Mit diesem Erfolg begann Händels englische Epoche, die, alles in allem, zwei Drittel seines Lebens und den weitaus größten Teil seiner öffentlichen Laufbahn in sich begriff; ein Akklimatisationsprozeß, der die Welthaftigkeit seiner Kunst aufs bedeutsamste mitbestimmt hat. Händel kam nach England als der Vertreter italienischer Musik. Er war das bereits beim "Rinaldo", der in wesentlichen Stücken ganz unitalienische Stimmungstöne anschlug, nur in einem sehr bedingten Sinne. In einem ähnlich bedingten Sinne hat er sich in Jahrzehnten anglisiert. Auch in England zog ihn ohne Frage das Landschaftliche, das Atmosphärische an; klares Zeugnis legt dafür ab ein Werk wie das Pastoral "Acis und Galathea", das den verzaubernden Glanz südenglischer Parks unwiderstehlich heraufbeschwört. Es muß schließlich doch ein Heimatgefühl gewesen sein, was in Händel hier aufkam und ihm, von innen heraus, erlaubte, auf englischem Boden Wurzel zu schlagen. Dies Heimatgefühl konnte freilich seine Ursachen nicht bloß im Landschaftlichen haben. Die Möglichkeit der Einbürgerung –1726 wurde sie eine Rechtstatsache – war mitgeschaffen durch Wirkungen, die aus dem Leiblichen ins Geistig-Seelische aufstiegen, Wirkungen, die wir befugt sind, als Ergänzung und Widerspiel zu werten zu der vorwiegend sinnlichen Auflockerung durch das Italienerlebnis. Die größere rassische Nähe des Engländers zum Deutschen spielte eine grundlegende Rolle. Darüber hinaus die gesamte politische und Bildungslage des Landes. Es geht schon aus frühen Äußerungen Händels, [87] vor allem aus der beachtenswerten Widmung der 1720 erschienenen Ersten Sammlung von Klavierwerken an die Nation (nicht an einen Königlichen oder adligen Mäzen), deutlich hervor, daß auf ihn die freiheitliche Haltung des Volkes, sein unter den verschiedenen Regierungen und Regierungsformen gleichgebliebenes nationales Selbstbewußtsein einen durchgreifenden Eindruck gemacht haben.
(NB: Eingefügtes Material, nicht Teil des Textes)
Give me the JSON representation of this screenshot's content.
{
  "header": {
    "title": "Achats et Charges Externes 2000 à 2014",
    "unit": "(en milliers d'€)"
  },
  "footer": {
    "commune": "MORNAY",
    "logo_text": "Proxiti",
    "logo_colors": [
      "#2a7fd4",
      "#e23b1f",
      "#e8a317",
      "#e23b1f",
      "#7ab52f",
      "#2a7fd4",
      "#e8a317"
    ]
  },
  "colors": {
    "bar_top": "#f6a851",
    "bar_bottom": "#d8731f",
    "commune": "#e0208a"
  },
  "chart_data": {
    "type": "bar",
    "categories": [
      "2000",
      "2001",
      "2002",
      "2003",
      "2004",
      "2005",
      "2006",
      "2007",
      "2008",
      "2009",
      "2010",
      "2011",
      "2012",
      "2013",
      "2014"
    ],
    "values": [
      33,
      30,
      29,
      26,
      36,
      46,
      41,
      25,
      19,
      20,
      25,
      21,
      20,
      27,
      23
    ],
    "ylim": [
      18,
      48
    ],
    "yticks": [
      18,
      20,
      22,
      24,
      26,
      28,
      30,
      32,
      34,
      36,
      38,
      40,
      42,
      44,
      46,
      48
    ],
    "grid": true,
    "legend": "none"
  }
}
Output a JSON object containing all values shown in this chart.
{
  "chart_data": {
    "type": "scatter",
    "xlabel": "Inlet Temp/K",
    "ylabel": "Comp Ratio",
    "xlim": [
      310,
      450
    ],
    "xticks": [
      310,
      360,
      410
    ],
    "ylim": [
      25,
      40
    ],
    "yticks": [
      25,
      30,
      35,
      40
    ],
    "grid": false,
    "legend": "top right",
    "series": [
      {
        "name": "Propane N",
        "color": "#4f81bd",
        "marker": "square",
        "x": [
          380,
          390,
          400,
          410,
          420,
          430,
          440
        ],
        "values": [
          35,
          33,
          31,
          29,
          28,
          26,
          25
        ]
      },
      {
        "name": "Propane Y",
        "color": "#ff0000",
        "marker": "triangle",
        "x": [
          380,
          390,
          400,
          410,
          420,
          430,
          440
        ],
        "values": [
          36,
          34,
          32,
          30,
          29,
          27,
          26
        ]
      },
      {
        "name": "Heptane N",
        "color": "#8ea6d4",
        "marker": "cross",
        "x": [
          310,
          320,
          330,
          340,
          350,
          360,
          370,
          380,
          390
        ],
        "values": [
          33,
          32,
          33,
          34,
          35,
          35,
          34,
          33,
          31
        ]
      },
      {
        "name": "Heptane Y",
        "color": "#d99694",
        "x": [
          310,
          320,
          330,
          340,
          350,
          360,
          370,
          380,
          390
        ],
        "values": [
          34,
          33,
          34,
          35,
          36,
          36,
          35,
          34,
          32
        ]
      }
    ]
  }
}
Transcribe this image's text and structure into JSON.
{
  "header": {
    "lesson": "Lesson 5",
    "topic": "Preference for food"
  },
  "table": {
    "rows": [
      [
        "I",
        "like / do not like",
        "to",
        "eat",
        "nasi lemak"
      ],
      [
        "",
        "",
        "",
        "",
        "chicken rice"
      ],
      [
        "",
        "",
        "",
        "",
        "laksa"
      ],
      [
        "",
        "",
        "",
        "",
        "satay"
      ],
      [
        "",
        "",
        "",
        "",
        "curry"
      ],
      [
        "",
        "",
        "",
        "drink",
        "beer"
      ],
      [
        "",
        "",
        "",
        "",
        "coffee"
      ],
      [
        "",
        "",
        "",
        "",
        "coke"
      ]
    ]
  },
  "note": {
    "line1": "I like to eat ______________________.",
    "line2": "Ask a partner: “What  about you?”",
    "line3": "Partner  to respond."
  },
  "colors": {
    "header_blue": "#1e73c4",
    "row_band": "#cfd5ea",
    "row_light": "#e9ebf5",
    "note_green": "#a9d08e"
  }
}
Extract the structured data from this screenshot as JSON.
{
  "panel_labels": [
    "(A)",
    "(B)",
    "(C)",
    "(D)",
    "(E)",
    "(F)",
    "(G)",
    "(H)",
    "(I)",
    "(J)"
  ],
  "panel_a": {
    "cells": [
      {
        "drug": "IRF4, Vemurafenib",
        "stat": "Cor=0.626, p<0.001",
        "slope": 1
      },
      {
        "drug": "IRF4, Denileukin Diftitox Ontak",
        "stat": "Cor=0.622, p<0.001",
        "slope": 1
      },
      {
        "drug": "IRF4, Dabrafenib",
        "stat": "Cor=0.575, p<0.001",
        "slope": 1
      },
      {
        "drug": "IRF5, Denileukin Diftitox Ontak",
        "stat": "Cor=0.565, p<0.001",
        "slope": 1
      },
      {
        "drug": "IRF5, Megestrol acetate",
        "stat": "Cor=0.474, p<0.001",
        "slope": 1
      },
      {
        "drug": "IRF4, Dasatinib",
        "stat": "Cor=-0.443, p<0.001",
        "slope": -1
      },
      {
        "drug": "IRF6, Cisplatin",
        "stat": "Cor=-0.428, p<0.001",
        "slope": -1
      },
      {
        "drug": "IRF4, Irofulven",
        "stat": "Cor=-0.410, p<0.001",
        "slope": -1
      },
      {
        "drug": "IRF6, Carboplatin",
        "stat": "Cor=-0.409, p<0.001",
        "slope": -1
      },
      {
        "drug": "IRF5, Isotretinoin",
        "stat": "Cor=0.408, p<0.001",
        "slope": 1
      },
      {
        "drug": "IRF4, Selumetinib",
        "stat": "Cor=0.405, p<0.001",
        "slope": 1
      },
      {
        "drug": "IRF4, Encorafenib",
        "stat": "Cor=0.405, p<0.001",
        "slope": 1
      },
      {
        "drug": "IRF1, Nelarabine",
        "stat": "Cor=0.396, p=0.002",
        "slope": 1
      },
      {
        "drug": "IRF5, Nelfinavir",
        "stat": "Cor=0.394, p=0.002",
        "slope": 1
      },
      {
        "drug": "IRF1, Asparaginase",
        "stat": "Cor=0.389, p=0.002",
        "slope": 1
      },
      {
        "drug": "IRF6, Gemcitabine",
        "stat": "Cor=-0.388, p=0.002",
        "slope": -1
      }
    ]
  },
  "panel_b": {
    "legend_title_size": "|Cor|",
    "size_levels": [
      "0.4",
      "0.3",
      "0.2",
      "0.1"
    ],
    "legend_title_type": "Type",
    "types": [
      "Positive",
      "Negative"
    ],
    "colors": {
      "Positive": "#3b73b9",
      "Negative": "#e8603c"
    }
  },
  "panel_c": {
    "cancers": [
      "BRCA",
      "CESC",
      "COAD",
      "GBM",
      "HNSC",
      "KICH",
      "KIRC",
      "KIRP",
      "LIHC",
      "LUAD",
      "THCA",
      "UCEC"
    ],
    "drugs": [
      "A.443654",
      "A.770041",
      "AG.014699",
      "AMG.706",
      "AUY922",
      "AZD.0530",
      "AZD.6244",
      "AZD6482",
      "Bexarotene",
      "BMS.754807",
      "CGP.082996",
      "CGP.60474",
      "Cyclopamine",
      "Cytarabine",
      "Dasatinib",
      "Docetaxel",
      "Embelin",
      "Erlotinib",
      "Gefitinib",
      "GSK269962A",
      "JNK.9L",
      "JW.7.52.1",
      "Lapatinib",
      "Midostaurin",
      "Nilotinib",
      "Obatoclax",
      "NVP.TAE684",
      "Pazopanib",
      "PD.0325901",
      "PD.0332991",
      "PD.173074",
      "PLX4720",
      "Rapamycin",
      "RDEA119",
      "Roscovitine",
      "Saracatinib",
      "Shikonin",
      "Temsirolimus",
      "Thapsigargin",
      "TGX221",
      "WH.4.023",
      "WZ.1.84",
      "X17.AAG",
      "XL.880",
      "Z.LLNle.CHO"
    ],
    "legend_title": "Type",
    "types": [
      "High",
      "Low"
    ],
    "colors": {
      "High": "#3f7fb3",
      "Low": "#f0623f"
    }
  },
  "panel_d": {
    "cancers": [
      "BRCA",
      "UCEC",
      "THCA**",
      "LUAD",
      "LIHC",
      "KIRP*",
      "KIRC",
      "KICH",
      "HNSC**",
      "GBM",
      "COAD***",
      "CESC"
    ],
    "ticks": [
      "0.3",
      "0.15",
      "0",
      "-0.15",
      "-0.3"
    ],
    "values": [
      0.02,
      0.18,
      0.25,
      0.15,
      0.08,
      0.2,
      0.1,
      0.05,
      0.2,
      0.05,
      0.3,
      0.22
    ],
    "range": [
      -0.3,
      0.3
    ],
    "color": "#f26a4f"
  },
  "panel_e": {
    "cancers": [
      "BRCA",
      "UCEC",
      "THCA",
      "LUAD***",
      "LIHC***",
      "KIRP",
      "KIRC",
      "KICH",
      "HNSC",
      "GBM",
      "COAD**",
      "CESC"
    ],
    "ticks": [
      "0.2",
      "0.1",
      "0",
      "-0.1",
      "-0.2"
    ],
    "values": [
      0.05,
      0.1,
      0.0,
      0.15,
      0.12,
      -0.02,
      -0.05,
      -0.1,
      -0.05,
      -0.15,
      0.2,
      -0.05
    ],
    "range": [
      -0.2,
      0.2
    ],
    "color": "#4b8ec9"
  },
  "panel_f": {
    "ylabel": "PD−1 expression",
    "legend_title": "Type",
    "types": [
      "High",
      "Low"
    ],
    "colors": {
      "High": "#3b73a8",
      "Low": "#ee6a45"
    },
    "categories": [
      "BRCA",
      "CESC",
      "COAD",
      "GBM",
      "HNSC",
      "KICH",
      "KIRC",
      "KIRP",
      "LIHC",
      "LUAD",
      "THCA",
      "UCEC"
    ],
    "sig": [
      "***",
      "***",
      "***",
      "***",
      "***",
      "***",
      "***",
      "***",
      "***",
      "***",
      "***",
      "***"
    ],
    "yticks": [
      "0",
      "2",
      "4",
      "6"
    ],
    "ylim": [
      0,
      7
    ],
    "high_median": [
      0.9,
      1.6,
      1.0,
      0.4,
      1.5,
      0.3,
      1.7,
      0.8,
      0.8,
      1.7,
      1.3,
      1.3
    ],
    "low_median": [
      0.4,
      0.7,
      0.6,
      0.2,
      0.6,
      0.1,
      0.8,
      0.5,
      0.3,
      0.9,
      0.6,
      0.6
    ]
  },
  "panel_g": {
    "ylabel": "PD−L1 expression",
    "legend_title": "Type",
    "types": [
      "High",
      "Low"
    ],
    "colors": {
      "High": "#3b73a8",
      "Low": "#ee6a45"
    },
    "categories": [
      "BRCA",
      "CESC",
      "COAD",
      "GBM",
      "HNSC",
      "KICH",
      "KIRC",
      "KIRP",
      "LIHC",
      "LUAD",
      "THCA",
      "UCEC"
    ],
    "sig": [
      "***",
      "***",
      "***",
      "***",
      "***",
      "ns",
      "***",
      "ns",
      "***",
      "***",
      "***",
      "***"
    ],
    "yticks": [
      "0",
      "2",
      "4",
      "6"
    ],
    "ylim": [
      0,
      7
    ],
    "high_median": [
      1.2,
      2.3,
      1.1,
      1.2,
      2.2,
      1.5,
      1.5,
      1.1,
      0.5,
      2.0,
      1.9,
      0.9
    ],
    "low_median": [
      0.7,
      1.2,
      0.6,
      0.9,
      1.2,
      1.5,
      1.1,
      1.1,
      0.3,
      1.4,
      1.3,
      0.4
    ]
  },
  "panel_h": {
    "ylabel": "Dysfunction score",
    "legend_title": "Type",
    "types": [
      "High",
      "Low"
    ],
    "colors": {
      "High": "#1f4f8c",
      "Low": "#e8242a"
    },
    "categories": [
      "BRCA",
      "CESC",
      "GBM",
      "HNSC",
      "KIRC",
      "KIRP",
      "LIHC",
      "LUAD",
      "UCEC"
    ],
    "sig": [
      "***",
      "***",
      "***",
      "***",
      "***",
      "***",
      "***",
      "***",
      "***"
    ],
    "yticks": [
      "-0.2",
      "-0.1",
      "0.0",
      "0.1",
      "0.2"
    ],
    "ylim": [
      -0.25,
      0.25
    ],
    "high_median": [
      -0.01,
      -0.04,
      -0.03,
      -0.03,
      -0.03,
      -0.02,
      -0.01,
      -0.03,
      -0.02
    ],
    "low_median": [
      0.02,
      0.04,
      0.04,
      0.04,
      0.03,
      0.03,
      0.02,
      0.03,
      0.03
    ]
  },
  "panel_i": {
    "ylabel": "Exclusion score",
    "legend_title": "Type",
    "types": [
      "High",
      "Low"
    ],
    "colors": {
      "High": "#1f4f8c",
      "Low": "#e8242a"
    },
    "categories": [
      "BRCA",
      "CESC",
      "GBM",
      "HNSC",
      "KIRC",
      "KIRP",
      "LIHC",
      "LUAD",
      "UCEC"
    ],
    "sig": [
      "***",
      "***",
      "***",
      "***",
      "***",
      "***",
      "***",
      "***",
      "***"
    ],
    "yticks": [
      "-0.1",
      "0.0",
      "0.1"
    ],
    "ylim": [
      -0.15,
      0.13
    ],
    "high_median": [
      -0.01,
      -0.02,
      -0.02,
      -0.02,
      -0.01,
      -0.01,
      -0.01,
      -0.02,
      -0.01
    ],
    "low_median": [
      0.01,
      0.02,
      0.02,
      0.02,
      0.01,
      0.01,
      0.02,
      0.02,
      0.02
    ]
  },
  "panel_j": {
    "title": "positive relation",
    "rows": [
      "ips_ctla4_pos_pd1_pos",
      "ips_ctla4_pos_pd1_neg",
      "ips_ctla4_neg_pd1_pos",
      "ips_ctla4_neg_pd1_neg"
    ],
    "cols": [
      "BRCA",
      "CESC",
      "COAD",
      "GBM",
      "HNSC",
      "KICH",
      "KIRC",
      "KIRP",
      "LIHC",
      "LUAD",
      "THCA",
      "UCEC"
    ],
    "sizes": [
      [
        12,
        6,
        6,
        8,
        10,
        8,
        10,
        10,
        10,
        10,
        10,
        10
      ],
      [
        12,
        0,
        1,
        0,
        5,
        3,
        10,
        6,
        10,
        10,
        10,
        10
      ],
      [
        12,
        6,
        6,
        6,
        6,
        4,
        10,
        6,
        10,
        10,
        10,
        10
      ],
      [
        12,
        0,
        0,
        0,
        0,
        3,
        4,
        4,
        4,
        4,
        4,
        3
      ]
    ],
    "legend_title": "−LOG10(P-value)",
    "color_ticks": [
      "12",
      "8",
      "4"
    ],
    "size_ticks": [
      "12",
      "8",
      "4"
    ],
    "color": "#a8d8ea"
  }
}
Kulturell war das England der Königin Anna dank glücklicher wirtschaftlicher und sozialer Entwicklung europäische Avantgarde. Gegenüber dem Festland setzten die geistigen Umwälzungen – insbesondere auf denkerischem Gebiet machte sich das geltend – vorzeitig ein. Daten sprechen. Die Hauptwerke der Aufklärungsphilosophen Berkeley, Shaftesbury und Mandeville erschienen sämtlich zwischen 1706 und 1711, Popes "Lockenraub", ausgesprochene Rokokodichtung, in der Erstfassung 1712; es sind die Jahre vor und unmittelbar nach Händels Erstauftreten in London. Für das, was ihm England an lebendigen Kulturwerten darreichte, mußte Händel sogleich um so empfänglicher sein, als auch hier, wie in Italien, sich ihm die künstlerisch, intellektuell und gesellschaftlich vornehmsten Kreise rasch erschlossen. Beruflich gab den Ausschlag: London war für einen Musiker von dem europäischen Namen, den er sich erworben hatte, die gegebene Wirkungsstätte; als Weltstadt an sich und vor allem als die Metropole eines Bereiches, dessen eigene Musikproduktion, nach starken und ursprünglichen Leistungen, wie sie namentlich das elisabethanische Zeitalter aufgewiesen hatte, knapp vor der Jahrhundertwende plötzlich erschöpft schien. Henry Purcell, der letzte englische Komponist von Rang, war 1695, mozartisch frühvollendet, gestorben. In seinem Werk, das alle Gebiete musikalischen Schaffens umfaßt, zeigt der Angelsachse eine gewisse Verwandtschaft mit dem Niedersachsen Buxtehude. Beiden gemeinsam ist der nordische Grundklang, der sich am greifbarsten ausprägt in den Kühnheiten ihrer versonnen romantischen Harmonik. Beide sind Vorläufererscheinungen, sofern sie zu wichtigen Entwicklungen angesetzt, jedoch nichts Abschließendes hinterlassen haben. Beide sind am zukunftsreichsten in ihrer kirchlichen Chor-Orchester-Kunst, die volkstümlicher Monumentalität zustrebt; der Engländer konnte diese Richtung um so eher einschlagen, als er für seine Anthems, das Gegenstück der deutschen Kirchenkantaten, textlich sich auf das Bibelwort beschränken durfte. Jenseits der Wirkung, welche die englische Volksmusik, durch ihre kräftige Melodik, ihren gesunden Rhythmus, bei ihm tat, ist Purcells Werk, zuvörderst sein kirchliches, der musikalische Eindruck, an den Händel anknüpfte, sobald er zu Engländern englisch sprechen wollte; daß Purcell seinerseits italienischen Einflüssen unterlegen war, hat ihm diese Anknüpfung noch erleichtert.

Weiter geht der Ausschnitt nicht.